七瀬は刃物を研いでいた。愛用しているリボンのついた鉈だ。彼女は化け物を倒すために戦闘のない日も武器の切れ味を整えており、仲の良かった春風を亡くしてからはそれが特に入念になっていた。
「あ、あの、お二人とも……奈々生さんがどこにいるか知りませんか……?」
「そういえば、いないね」
「ですね、朝から一度も見てねえです」
「そう、ですか……」
一緒に探しましょうか? と言ってくれる七瀬に、なんと返していいのか分からず断ってしまい、内原は一人で廊下に飛び出した。こういうときにもう少し他人と上手く話せれば……と項垂れかけたが、今はもっと大切なことがある。

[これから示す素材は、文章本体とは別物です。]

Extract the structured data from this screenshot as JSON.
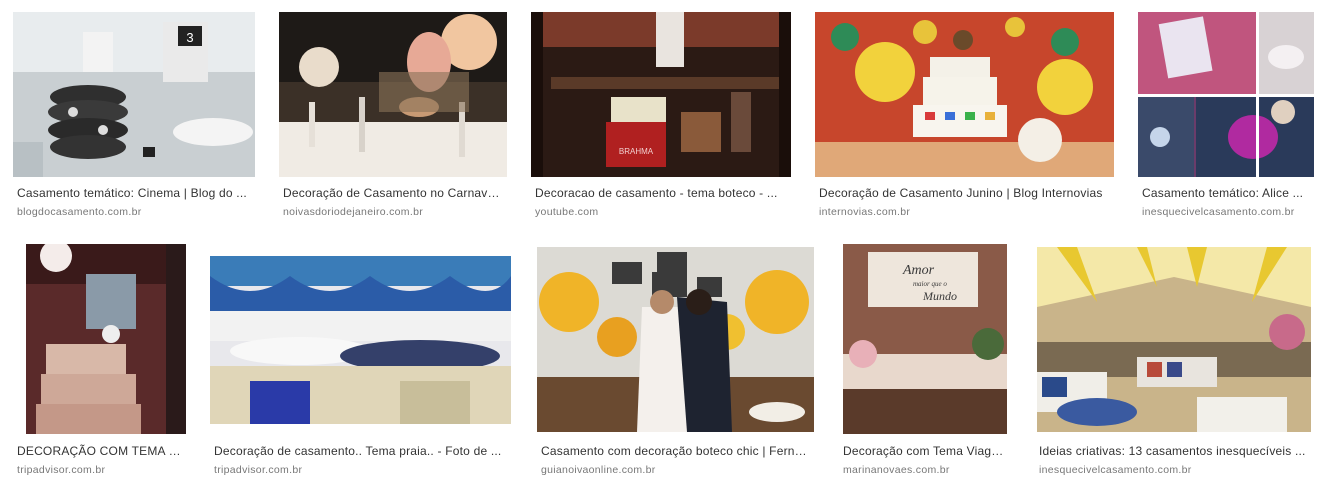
{
  "results": [
    {
      "title": "Casamento temático: Cinema | Blog do ...",
      "source": "blogdocasamento.com.br"
    },
    {
      "title": "Decoração de Casamento no Carnaval ...",
      "source": "noivasdoriodejaneiro.com.br"
    },
    {
      "title": "Decoracao de casamento - tema boteco - ...",
      "source": "youtube.com"
    },
    {
      "title": "Decoração de Casamento Junino | Blog Internovias",
      "source": "internovias.com.br"
    },
    {
      "title": "Casamento temático: Alice ...",
      "source": "inesquecivelcasamento.com.br"
    },
    {
      "title": "DECORAÇÃO COM TEMA - ...",
      "source": "tripadvisor.com.br"
    },
    {
      "title": "Decoração de casamento.. Tema praia.. - Foto de ...",
      "source": "tripadvisor.com.br"
    },
    {
      "title": "Casamento com decoração boteco chic | Fernanda ...",
      "source": "guianoivaonline.com.br"
    },
    {
      "title": "Decoração com Tema Viagem ...",
      "source": "marinanovaes.com.br"
    },
    {
      "title": "Ideias criativas: 13 casamentos inesquecíveis ...",
      "source": "inesquecivelcasamento.com.br"
    }
  ],
  "image_text": {
    "clapper_number": "3",
    "sign_line1": "Amor",
    "sign_line2": "maior que o",
    "sign_line3": "Mundo",
    "crate_label": "BRAHMA"
  }
}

「化け物が出たばかりなのに……東郷さんが、あんな…………なのに、奈々生さんが一人で外に出ていたら危険だ……」
最悪の状況を想像し、内原は青ざめる。こんな状況で、もしも単独行動をしていたとしたら。もしも、そのとき化け物に見つかってしまったら。
ペアであると言う関係性以上に、初恋の人だ。
人間が、仲間が次々に死んでいく中で自分勝手だとは思うが、来栖は誰よりも死なせたくない。彼女だけは無事でいてほしい。
「奈々生さん、いませんか?!」
拠点のあちこちを必死で探した。なんでもないような顔で、どこかの部屋から出てきてくれればそれでいい。
「奈々生さん……いたら、返事をしてください……!」

……。
……どこにもいない。
内原の声を聞きつけ緋高が廊下に出てきたが、来栖を見ていないかと聞いても、朝から見てない、と二人と同じことを言う。
一体、一人でどこへ行ったのだろう。

拠点内に、来栖を呼ぶ声だけが虚しく響いていた。